Along with upcoming 5G & AI, there is no doubt that AR is already playing a significant role in today’s New Retail, not only to create a WOW effect, but more fundamentally for engagement and utility. Focusing on AR in retail, let’s take a look at three existing use-cases, AR + supermarket, AR + furniture and AR + fashion&cosmetics.
Example 1: Tesco
Augmented Store: is an indoor search tool used to locate items easily. All that a user needs to do is to type in the desired item and follow the virtual assistant who will locate with a few centimeters accuracy and optimize the shortest possible shopping route. If there is interest in promotions, new products, or special offers, we’ll make sure to display them on the way. Finally, for special requests (ingredient free, organic, etc.) we apply visual overlays to highlight those specified items.
Augmented Products: Each SKU can be recognized by its packaging or barcode. Once a product is recognized, product information provided by the brands/retailers or generated by other shoppers can be delivered to consumers in creative and engaging ways. This information may include the brand story, grading for food, cosmetics, and alcohol, ingredient classification, shoppers’ comments, and a recommendations system, all helping consumers to make a smarter purchasing decision. What’s more, we have also designed various styles of AR scenes and games for different products to create a memorable experience, blending the real and the virtual.
Augmented Lifestyle: Shopping should be fun, that’s why new AR experiences are released every two weeks. We aim at creating immersive, engaging, and fun AR experiences to be played and shared while in store.
With the enhanced “View in My Room 3D” tool from Houzz, products appear in true-to-life scale which enables users to walk around their selected product in order to get a closer virtual look at how its surfaces will appear in their room’s light. In addition, the tool now features a shopping list that helps shoppers keep track of the items they have previously checked, making it easier to use Houzz and get inspired to shop from the comfort of their home.
Some customers weren’t confident about buying in the past, so this APP is aimed at making that experience easier for them. Furniture is correctly sized down to millimeters with the possibility to walk right up and get a close up look at fabrics and colors. Of the 2200 items that can be tried for size, most are larger items found in the living room, such as sofas, coffee, and dining tables.
This may be an embarrassing case we’ve all faced at some point: Though we finally chose a nice-looking shirt, honestly, we felt too lazy to try it on in a fitting room, considering it all too laborious. It directly lowers the customer’s satisfaction when they are made to wait a long time for a dressing room to become available. Besides, the firm and rigid mannequins in the shop are not vivid enough to reveal the true beauty of the clothes.
Virtual fitting rooms are developed based on AR technology. Standing in front of it, visitors can try on products without actually wearing them.
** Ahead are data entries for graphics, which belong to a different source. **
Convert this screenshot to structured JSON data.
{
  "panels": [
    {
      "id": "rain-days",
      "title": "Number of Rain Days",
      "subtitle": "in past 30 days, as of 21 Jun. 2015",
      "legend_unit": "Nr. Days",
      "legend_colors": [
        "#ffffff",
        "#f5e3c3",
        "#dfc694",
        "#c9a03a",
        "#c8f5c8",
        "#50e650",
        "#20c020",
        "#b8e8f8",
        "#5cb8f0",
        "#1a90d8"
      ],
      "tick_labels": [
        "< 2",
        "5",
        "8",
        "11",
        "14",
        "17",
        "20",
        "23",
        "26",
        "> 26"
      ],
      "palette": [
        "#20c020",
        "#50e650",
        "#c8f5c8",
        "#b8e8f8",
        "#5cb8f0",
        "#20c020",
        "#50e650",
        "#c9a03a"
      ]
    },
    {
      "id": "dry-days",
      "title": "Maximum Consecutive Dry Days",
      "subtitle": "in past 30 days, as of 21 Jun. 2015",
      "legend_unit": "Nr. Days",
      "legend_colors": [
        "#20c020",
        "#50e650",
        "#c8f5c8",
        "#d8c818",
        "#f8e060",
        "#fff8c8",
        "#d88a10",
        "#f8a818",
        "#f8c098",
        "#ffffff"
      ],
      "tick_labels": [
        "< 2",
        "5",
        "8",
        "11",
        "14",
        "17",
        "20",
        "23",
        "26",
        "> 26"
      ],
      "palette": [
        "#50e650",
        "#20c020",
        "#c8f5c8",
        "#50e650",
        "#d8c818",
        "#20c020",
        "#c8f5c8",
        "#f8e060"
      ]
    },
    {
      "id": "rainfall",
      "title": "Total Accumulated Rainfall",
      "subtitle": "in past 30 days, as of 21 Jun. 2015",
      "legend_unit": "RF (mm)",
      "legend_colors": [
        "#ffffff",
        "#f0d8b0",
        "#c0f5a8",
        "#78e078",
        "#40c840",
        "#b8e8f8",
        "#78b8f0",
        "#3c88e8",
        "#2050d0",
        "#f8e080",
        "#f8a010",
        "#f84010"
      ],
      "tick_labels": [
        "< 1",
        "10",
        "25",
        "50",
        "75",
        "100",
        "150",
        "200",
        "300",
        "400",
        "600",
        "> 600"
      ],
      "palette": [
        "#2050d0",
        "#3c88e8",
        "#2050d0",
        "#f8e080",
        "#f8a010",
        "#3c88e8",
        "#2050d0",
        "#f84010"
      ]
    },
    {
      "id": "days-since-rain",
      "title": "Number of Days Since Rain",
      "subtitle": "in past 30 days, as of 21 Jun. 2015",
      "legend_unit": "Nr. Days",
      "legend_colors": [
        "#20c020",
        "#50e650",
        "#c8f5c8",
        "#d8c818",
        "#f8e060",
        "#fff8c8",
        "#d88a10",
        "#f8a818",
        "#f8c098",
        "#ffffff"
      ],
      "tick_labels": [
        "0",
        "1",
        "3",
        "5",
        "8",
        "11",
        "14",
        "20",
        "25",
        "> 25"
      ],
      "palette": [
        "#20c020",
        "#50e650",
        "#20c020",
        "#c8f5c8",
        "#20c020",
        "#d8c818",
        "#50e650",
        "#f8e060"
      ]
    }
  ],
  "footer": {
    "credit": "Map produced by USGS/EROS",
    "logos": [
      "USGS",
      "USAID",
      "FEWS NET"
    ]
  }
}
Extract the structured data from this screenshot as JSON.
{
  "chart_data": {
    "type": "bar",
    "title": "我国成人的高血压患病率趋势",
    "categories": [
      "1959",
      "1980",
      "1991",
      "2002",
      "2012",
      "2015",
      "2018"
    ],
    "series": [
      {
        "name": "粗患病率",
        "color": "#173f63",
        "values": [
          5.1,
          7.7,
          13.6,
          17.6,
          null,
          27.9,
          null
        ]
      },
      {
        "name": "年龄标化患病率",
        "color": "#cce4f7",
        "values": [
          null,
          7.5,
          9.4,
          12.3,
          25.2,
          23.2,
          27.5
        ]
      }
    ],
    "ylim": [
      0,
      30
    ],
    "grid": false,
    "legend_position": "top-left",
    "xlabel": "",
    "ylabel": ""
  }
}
It measures the person's height and body shape and displays the person wearing a virtual garment (or other clothes, shoes, accessories, etc.). This technology combines mirror with AR and enables customers experimenting with any colors and product types while saving their time. It also improves conversion rates and reduces returns for clothes, jewelry, cosmetics and other products that may be tried on.
Testing makeup has been an issue for many online consumers given that it’s difficult to judge just by seeing photos of products without knowing how they will actually work on their own faces.
Zara decided to bring fashionable looks to life in stores by bringing AR fashion shows at more than 120 stores worldwide, featuring the fast fashion brand’s best looks on top international models. Consumers can simply point their phones at the window display or special podiums set up throughout the store to view an AR fashion show experience.
Summary
Augmented Reality offers a digital solution for both online and offline retailers by impacting the emotional and cognitive aspects of the shopping journey. As the natural bridge between E-commerce and physical retail, AR offers a fabulous opportunity to attract, engage and increase conversion. As a nascent technology, AR is still evolving extremely fast, so those examples represent only the early stages. Once the full potential of AR is unlocked, we will live in a new world which will disrupt every aspect of our physical life, retail included.
Since 2018, we are converging toward this new world (sometimes referred to the AR cloud, spatial web or spatial computing). We are releasing the first experiences with partners in China this year before opening our APIs to existing apps for retailers, brands and physical places. In the coming years, Mixed Reality (or Extended Reality) will also be deployed on smart glasses and web browsers to let everyone anchor their information to the physical world.